Pope issues updated 'Vos Estis' text for handling abuse cases

Friday, Mar. 31, 2023
By Catholic News Service

VATICAN CITY — Pope Francis has updated the procedures for investigating allegations of sexual abuse or the cover up of abuse, specifying that the leaders of Vatican-recognized international Catholic lay associations and movements have the same responsibilities over their members that a bishop has over the priests of his diocese.

The updated version of ‘Vos Estis Lux Mundi” (You are the light of the world), published March 25, also expanded the categories of victims covered by the regulations to include vulnerable adults.

The original text spoke of the crime of “sexual acts with a minor or a vulnerable person.” The updated text read, “a crime against the Sixth Commandment of the Decalogue committed with a minor, or with a person who habitually has an imperfect use of reason, or with a vulnerable adult.”

“Anything that expands the categories of those who should be protected is to be welcomed,” Oblate Father Andrew Small, secretary of the Pontifical Commission for the Protection of Minors, told Catholic News Service March 25.

Fr.
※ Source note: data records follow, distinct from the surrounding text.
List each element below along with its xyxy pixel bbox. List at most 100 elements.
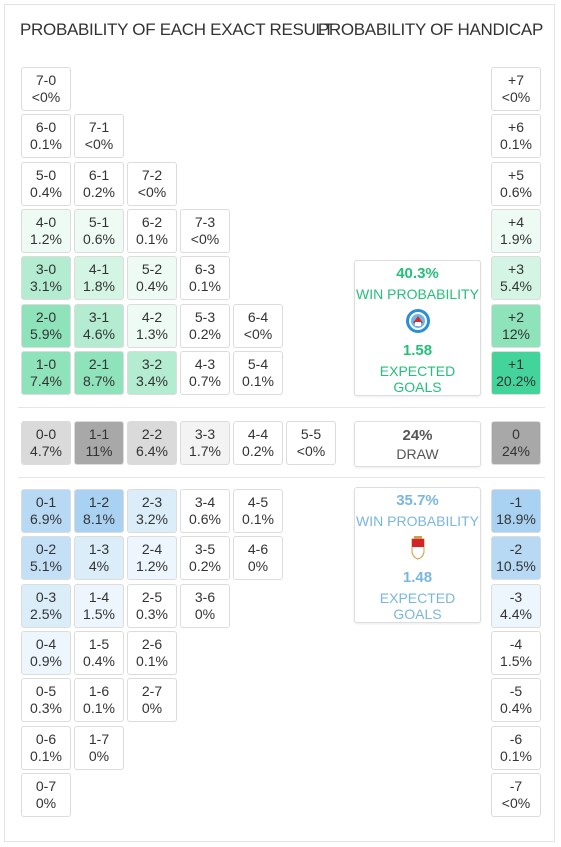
handicap-cell--5-label: -5: [509, 683, 523, 700]
score-cell-1-6: 1-6 0.1%: [74, 678, 124, 723]
score-cell-6-4-label: 6-4: [247, 308, 269, 325]
score-cell-2-5-label: 2-5: [141, 588, 163, 605]
score-cell-1-5: 1-5 0.4%: [74, 630, 124, 675]
handicap-cell-0-pct: 24%: [501, 443, 531, 459]
score-cell-1-7-pct: 0%: [88, 747, 110, 764]
score-cell-1-3-label: 1-3: [88, 541, 110, 558]
handicap-cell--6: -6 0.1%: [491, 725, 541, 770]
score-cell-3-4: 3-4 0.6%: [180, 489, 230, 533]
score-cell-0-1-label: 0-1: [35, 494, 57, 510]
score-cell-6-0-pct: 0.1%: [30, 136, 62, 153]
handicap-cell-+5: +5 0.6%: [491, 161, 541, 206]
handicap-cell--6-label: -6: [509, 730, 523, 747]
handicap-cell--5: -5 0.4%: [491, 678, 541, 723]
handicap-cell--4-label: -4: [509, 635, 523, 652]
handicap-cell-+1-label: +1: [508, 355, 524, 372]
score-cell-7-1-label: 7-1: [88, 119, 110, 136]
score-cell-0-2: 0-2 5.1%: [21, 536, 71, 581]
score-cell-4-0-label: 4-0: [35, 213, 57, 230]
score-cell-4-1-label: 4-1: [88, 261, 110, 278]
handicap-cell-+3-label: +3: [508, 261, 524, 278]
score-cell-2-2-label: 2-2: [141, 426, 163, 442]
away-win-pct: 35.7%: [396, 492, 439, 509]
score-cell-4-1: 4-1 1.8%: [74, 256, 124, 301]
handicap-cell--3: -3 4.4%: [491, 583, 541, 628]
score-cell-6-0-label: 6-0: [35, 119, 57, 136]
score-cell-0-1-pct: 6.9%: [30, 511, 62, 527]
handicap-cell-+6-pct: 0.1%: [500, 136, 532, 153]
score-cell-0-1: 0-1 6.9%: [21, 489, 71, 533]
handicap-cell-0-label: 0: [512, 426, 520, 442]
score-cell-4-6-label: 4-6: [247, 541, 269, 558]
score-cell-0-5: 0-5 0.3%: [21, 678, 71, 723]
score-cell-6-4: 6-4 <0%: [233, 303, 283, 348]
home-expected-goals-label: EXPECTED GOALS: [379, 363, 456, 395]
score-cell-3-6: 3-6 0%: [180, 583, 230, 628]
score-cell-1-5-label: 1-5: [88, 635, 110, 652]
score-cell-0-2-label: 0-2: [35, 541, 57, 558]
score-cell-1-5-pct: 0.4%: [83, 652, 115, 669]
score-cell-2-4-pct: 1.2%: [136, 558, 168, 575]
score-cell-3-0: 3-0 3.1%: [21, 256, 71, 301]
score-cell-1-3: 1-3 4%: [74, 536, 124, 581]
score-cell-4-5: 4-5 0.1%: [233, 489, 283, 533]
score-cell-2-1-label: 2-1: [88, 355, 110, 372]
score-cell-0-0: 0-0 4.7%: [21, 421, 71, 465]
handicap-cell-+1-pct: 20.2%: [496, 372, 536, 389]
score-cell-4-6-pct: 0%: [247, 558, 269, 575]
score-cell-3-5-label: 3-5: [194, 541, 216, 558]
score-cell-7-0: 7-0 <0%: [21, 67, 71, 111]
score-cell-4-3: 4-3 0.7%: [180, 350, 230, 395]
score-cell-5-0-pct: 0.4%: [30, 183, 62, 200]
handicap-cell--5-pct: 0.4%: [500, 700, 532, 717]
handicap-cell-+7-pct: <0%: [501, 89, 531, 105]
score-cell-0-2-pct: 5.1%: [30, 558, 62, 575]
score-cell-0-5-pct: 0.3%: [30, 700, 62, 717]
score-cell-6-2: 6-2 0.1%: [127, 208, 177, 253]
score-cell-5-1-pct: 0.6%: [83, 230, 115, 247]
score-cell-5-5: 5-5 <0%: [286, 421, 336, 465]
handicap-cell--4: -4 1.5%: [491, 630, 541, 675]
score-cell-0-7-pct: 0%: [35, 794, 57, 811]
handicap-cell--3-pct: 4.4%: [500, 605, 532, 622]
score-cell-0-6-pct: 0.1%: [30, 747, 62, 764]
score-cell-2-0-pct: 5.9%: [30, 325, 62, 342]
draw-card: 24% DRAW: [354, 421, 481, 467]
score-cell-7-0-pct: <0%: [31, 89, 61, 105]
handicap-cell-0: 0 24%: [491, 421, 541, 465]
score-cell-5-4-pct: 0.1%: [242, 372, 274, 389]
score-cell-6-2-pct: 0.1%: [136, 230, 168, 247]
score-cell-2-0-label: 2-0: [35, 308, 57, 325]
score-cell-1-2: 1-2 8.1%: [74, 489, 124, 533]
score-cell-0-6-label: 0-6: [35, 730, 57, 747]
score-cell-3-2-label: 3-2: [141, 355, 163, 372]
handicap-cell-+5-label: +5: [508, 166, 524, 183]
score-cell-1-3-pct: 4%: [88, 558, 110, 575]
score-cell-2-5: 2-5 0.3%: [127, 583, 177, 628]
score-cell-7-3-label: 7-3: [194, 213, 216, 230]
score-cell-4-2: 4-2 1.3%: [127, 303, 177, 348]
score-cell-4-4-label: 4-4: [247, 426, 269, 442]
score-cell-1-1: 1-1 11%: [74, 421, 124, 465]
score-cell-3-1-pct: 4.6%: [83, 325, 115, 342]
score-cell-2-4: 2-4 1.2%: [127, 536, 177, 581]
score-cell-3-2-pct: 3.4%: [136, 372, 168, 389]
score-cell-1-0: 1-0 7.4%: [21, 350, 71, 395]
score-cell-4-0: 4-0 1.2%: [21, 208, 71, 253]
away-expected-goals-label: EXPECTED GOALS: [379, 590, 456, 622]
handicap-cell--7-label: -7: [509, 777, 523, 794]
score-cell-5-4: 5-4 0.1%: [233, 350, 283, 395]
score-cell-1-4: 1-4 1.5%: [74, 583, 124, 628]
score-cell-7-3-pct: <0%: [190, 230, 220, 247]
score-cell-7-2: 7-2 <0%: [127, 161, 177, 206]
score-cell-3-0-label: 3-0: [35, 261, 57, 278]
handicap-cell-+5-pct: 0.6%: [500, 183, 532, 200]
handicap-cell-+2: +2 12%: [491, 303, 541, 348]
score-cell-2-3-pct: 3.2%: [136, 511, 168, 527]
handicap-cell-+1: +1 20.2%: [491, 350, 541, 395]
score-cell-5-0: 5-0 0.4%: [21, 161, 71, 206]
score-cell-2-1: 2-1 8.7%: [74, 350, 124, 395]
score-cell-4-2-label: 4-2: [141, 308, 163, 325]
score-cell-1-7-label: 1-7: [88, 730, 110, 747]
score-cell-0-4: 0-4 0.9%: [21, 630, 71, 675]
Small also pointed to the updated document’s insistence that not only must dioceses and bishops’ conferences have a “system” for reporting abuse or its cover up, they also must have “organisms or offices easily accessible to the public” to accept reports.
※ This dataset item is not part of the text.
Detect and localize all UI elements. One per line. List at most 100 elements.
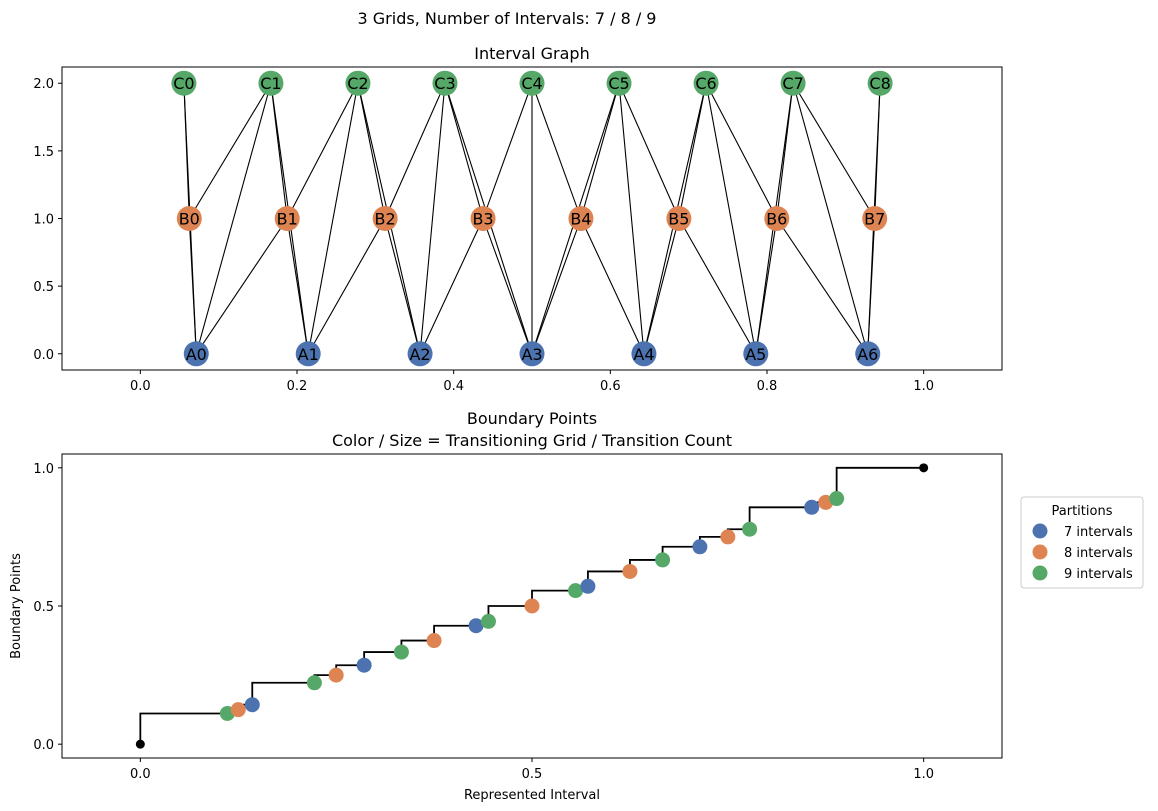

Making the procedures “well known and publicly accessible is part of justice,” he said.

Bishop Juan Ignacio Arrieta, secretary of the Vatican Dicastery for Legislative Texts, told CNS the updated document was based on four years of experience operating under the previous version, but the update also was needed to incorporate changes Pope Francis made in 2021 to the Code of Canon Law’s “Book VI: Penal Sanctions in the Church.”
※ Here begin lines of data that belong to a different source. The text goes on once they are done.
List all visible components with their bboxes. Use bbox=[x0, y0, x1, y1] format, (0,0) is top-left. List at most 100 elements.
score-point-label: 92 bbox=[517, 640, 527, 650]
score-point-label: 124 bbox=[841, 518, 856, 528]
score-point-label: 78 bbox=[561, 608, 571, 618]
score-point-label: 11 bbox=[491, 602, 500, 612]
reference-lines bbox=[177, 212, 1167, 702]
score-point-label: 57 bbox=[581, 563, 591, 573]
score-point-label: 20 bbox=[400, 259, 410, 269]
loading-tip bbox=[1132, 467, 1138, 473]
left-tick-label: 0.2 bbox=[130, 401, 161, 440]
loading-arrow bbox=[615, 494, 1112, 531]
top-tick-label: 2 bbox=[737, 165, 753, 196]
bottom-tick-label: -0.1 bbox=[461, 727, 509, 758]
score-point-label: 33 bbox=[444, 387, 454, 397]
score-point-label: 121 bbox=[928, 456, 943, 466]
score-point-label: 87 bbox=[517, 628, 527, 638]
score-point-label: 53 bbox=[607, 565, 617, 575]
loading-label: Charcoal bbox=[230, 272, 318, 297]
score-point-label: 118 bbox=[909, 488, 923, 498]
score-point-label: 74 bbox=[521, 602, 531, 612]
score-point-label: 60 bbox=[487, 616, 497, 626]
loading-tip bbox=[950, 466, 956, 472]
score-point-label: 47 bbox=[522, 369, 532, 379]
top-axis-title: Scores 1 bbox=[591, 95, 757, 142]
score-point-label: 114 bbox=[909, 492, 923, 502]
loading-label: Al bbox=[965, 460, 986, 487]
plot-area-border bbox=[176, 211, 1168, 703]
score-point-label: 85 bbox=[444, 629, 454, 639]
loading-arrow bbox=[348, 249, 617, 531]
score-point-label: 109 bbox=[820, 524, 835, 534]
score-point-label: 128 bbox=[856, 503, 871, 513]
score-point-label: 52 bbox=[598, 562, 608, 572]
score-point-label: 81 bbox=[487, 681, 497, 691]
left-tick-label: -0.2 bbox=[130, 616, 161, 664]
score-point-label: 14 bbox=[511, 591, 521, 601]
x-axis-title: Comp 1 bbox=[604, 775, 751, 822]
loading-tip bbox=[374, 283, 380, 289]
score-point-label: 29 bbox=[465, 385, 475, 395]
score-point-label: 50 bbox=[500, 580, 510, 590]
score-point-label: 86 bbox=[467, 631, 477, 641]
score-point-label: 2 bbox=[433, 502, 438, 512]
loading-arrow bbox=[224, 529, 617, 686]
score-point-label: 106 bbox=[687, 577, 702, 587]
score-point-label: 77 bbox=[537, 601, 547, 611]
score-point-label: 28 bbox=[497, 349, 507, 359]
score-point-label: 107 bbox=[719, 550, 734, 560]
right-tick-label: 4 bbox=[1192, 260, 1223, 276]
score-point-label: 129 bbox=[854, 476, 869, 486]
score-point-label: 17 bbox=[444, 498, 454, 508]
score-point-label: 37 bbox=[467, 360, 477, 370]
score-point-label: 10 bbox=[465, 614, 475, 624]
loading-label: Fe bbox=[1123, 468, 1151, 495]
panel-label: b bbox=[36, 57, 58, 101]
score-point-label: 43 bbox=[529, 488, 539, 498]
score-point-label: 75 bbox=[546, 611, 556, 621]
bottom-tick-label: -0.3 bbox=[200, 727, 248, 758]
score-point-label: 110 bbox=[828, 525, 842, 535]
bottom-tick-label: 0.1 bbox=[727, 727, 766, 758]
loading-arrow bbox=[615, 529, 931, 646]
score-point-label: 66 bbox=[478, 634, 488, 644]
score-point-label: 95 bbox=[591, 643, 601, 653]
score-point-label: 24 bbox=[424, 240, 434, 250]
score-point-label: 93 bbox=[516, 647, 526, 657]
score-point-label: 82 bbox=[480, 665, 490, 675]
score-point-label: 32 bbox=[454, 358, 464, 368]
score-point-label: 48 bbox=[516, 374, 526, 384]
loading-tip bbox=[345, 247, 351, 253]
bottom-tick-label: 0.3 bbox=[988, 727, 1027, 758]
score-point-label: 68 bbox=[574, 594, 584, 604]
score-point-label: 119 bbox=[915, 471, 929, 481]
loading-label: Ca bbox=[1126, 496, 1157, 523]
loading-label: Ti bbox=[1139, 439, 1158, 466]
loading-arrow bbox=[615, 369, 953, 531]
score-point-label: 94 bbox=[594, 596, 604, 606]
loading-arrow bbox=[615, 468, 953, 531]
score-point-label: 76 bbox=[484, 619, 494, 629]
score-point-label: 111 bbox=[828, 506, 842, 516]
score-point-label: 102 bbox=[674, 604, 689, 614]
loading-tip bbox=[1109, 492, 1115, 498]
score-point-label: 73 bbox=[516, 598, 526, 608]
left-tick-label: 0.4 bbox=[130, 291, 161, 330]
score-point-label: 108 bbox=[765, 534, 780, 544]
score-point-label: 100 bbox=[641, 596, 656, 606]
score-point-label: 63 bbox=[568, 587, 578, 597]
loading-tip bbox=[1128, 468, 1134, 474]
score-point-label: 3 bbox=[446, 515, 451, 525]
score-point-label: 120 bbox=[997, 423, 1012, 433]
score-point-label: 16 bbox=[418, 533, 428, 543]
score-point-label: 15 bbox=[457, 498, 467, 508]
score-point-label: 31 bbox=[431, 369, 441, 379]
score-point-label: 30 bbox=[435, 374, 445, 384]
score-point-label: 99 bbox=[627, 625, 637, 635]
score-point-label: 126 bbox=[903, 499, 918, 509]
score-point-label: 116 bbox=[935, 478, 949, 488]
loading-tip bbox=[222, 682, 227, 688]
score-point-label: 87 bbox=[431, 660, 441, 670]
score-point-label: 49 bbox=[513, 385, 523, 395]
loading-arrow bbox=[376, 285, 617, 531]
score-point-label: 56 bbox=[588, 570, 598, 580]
The new rules go into effect April 30.

Boston Cardinal Seán P. O’Malley, president of the Pontifical Commission for the Protection of Minors, said in a statement that with the updated text, “the Church’s ongoing work of preventing sexual abuse by ministers of the Church received a further boost.”

Updating the norms, “Pope Francis has reconfirmed the serious responsibilities on bishops and others in leadership positions to ensure robust safeguarding policies and procedures are in place and are effective,” the cardinal said.

One thing the updated version did not do, however, was provide mandatory and explicit steps for revealing publicly when a bishop has been asked to or forced to resign because of abuse or covering up abuse allegations.

Many Catholics, including bishops, have called for such public notification after news reports revealed that a bishop who “resigned” had been sanctioned by the Vatican.

In September, the Vatican confirmed it had placed restrictions on the ministry of Bishop Carlos Filipe Ximenes Belo of Dili, East Timor, who won the Nobel Peace Prize in 1996 for nonviolent resistance to Indonesia’s 24-year occupation of his homeland.

And in November, the French bishops revealed that Bishop Michel Santier of Créteil, who announced in 2021 that he was retiring for health reasons, had been credibly accused of sexual misconduct and disciplined by the Vatican.

Fr. Small said Pope Francis’ update – declaring “Vos Estis” to be “definitive” and no longer “experimental” – shows that the Church still has work to do in implementing its laws to punish abusers and those who cover up abuse. Expanding its coverage to include leaders of lay movements, he said, is an important part of the Church’s global safeguarding efforts.

The definitive text of “Vos Estis,” Fr. Small said, “is a clear sign that a culture of impunity is over in the Church.”